Sécurité informatique à Monaco : les dangers du BYOD

Posté dim 09/10/2011 - 08:46
Par admin

Le BYOD (Bring Your Own Device, soit utilisez votre propre matériel) se répand en entreprise avec l'arrivée des jeunes salariés de la génération Y. Mais si cette pratique est un facteur de productivité, elle ouvre une nouvelle porte d'insécurité avec des risques accrus de propagation de virus, de fuites ou pertes de données.

"Confidentialité et secret en voie de disparition dans l'ère numérique" : c'est ce que retient Libé des 11ème Assises de la Sécurité et des Systèmes d'Information qui ont réuni plus de 1.000 professionnels spécialisés à Monaco, pendant quatre jours jusqu'à hier, samedi 8 octobre. "Avec le papier, c'était plus simple, on enfermait tout dans des coffres" résume Patrick Pailloux, cité par Libé. "L'informatique et le fait que tout est interconnecté a rendu la confidentialité beaucoup plus difficile à gérer", poursuit le directeur de l’Agence nationale de la sécurité des systèmes d’information (ANSSI), rattachée au Secrétariat général de la défense et de la sécurité nationale, un service du Premier ministre.

Cybercriminalité : les affaires Bercy, Areva, Sony, Wikileaks...

Personne, des grands groupes aux PME en passant par les administrations sensibles n'est à l'abri de la cybercriminalité. Dans ce domaine, l'année a été riche en enseignement. Les récentes affaires de Bercy ou d'Areva, les attaques massives contre Sony avec le vol d'informations concernant une centaine de millions de ses abonnés, la publication de milliers de câbles diplomatiques confidentiels par Wikileaks ont marqué les esprits.

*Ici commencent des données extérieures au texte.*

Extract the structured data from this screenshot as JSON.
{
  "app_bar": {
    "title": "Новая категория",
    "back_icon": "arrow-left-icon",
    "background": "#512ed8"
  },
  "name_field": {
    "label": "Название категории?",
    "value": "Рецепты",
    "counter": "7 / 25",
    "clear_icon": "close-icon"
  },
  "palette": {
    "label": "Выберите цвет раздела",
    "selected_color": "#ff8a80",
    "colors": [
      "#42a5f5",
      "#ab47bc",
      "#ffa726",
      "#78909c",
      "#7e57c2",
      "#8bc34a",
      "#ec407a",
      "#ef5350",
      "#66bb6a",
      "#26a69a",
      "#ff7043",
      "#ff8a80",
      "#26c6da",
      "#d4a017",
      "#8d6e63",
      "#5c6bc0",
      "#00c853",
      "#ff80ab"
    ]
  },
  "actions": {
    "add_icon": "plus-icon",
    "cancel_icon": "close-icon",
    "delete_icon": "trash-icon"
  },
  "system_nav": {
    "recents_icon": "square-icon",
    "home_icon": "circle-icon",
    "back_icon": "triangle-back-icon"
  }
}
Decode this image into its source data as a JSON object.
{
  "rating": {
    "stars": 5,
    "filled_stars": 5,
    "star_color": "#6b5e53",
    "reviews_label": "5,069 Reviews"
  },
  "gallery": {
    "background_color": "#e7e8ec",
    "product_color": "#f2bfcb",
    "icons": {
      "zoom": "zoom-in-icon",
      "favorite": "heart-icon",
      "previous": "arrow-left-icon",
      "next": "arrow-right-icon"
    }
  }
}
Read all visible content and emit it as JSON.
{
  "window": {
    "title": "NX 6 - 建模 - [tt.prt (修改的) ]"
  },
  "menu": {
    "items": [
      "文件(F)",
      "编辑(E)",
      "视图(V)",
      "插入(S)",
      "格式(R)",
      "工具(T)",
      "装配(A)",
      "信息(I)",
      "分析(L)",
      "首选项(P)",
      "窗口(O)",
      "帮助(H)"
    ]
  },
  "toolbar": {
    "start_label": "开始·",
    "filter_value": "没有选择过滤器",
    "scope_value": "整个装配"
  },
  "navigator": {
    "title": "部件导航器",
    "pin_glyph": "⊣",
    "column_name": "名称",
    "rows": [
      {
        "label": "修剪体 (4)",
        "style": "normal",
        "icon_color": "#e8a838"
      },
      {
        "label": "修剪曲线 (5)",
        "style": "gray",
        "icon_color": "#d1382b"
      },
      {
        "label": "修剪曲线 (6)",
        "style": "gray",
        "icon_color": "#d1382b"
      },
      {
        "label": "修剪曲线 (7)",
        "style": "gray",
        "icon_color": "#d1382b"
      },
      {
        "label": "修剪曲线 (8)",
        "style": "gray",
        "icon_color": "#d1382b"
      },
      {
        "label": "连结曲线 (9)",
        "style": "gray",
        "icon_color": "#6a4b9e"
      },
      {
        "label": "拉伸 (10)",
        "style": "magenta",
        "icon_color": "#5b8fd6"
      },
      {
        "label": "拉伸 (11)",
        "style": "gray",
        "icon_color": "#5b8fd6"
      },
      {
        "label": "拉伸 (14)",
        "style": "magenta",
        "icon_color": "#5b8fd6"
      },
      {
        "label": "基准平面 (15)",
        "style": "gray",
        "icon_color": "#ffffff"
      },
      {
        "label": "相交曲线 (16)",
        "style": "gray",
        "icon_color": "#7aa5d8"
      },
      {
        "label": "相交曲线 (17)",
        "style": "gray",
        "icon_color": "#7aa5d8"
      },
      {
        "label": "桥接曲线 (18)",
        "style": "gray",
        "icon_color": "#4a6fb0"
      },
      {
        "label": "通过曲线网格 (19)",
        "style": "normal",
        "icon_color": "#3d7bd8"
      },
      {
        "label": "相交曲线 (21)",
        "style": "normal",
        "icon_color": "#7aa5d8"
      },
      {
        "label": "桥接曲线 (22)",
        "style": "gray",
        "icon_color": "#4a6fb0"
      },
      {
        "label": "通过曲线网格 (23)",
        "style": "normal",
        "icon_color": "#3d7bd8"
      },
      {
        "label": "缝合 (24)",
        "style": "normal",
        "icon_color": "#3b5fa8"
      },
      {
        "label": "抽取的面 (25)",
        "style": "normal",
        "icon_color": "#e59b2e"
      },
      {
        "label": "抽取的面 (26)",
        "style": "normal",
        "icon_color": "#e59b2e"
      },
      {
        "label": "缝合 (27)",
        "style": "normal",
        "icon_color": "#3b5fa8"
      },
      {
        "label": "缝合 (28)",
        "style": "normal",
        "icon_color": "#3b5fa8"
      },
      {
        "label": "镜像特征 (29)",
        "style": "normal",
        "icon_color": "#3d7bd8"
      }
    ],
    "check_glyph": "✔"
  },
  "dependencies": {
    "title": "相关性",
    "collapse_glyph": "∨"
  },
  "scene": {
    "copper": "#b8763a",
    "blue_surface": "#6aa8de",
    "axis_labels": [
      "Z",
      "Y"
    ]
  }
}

Les experts de la sécurité réunis aux Assises de Monaco, n'ont pu que constater. Qu'elles soient "perdues, volées, ou délibérément exposées sur les réseaux sociaux: les données confidentielles et la notion de secret, industriel ou stratégique, sont mises à mal par les nouveaux usages numériques". Parmi les causes identifiées, en première ligne, l'arrivée des terminaux personnels qui a bousculé la sécurité des entreprises. "Tablettes et smartphones personnels, conçus pour le grand-public, remettent en cause les règles de sécurité habituelles", souligne le journaliste Christophe Auffray, dans ZDNet France. D'autant plus qu'ils ne sont plus seulement réservés aux cadres dirigeants et que s'installe la génération Y, avec de jeunes salariés qui ont un mode de travail différent, et qui consomment beaucoup d'information.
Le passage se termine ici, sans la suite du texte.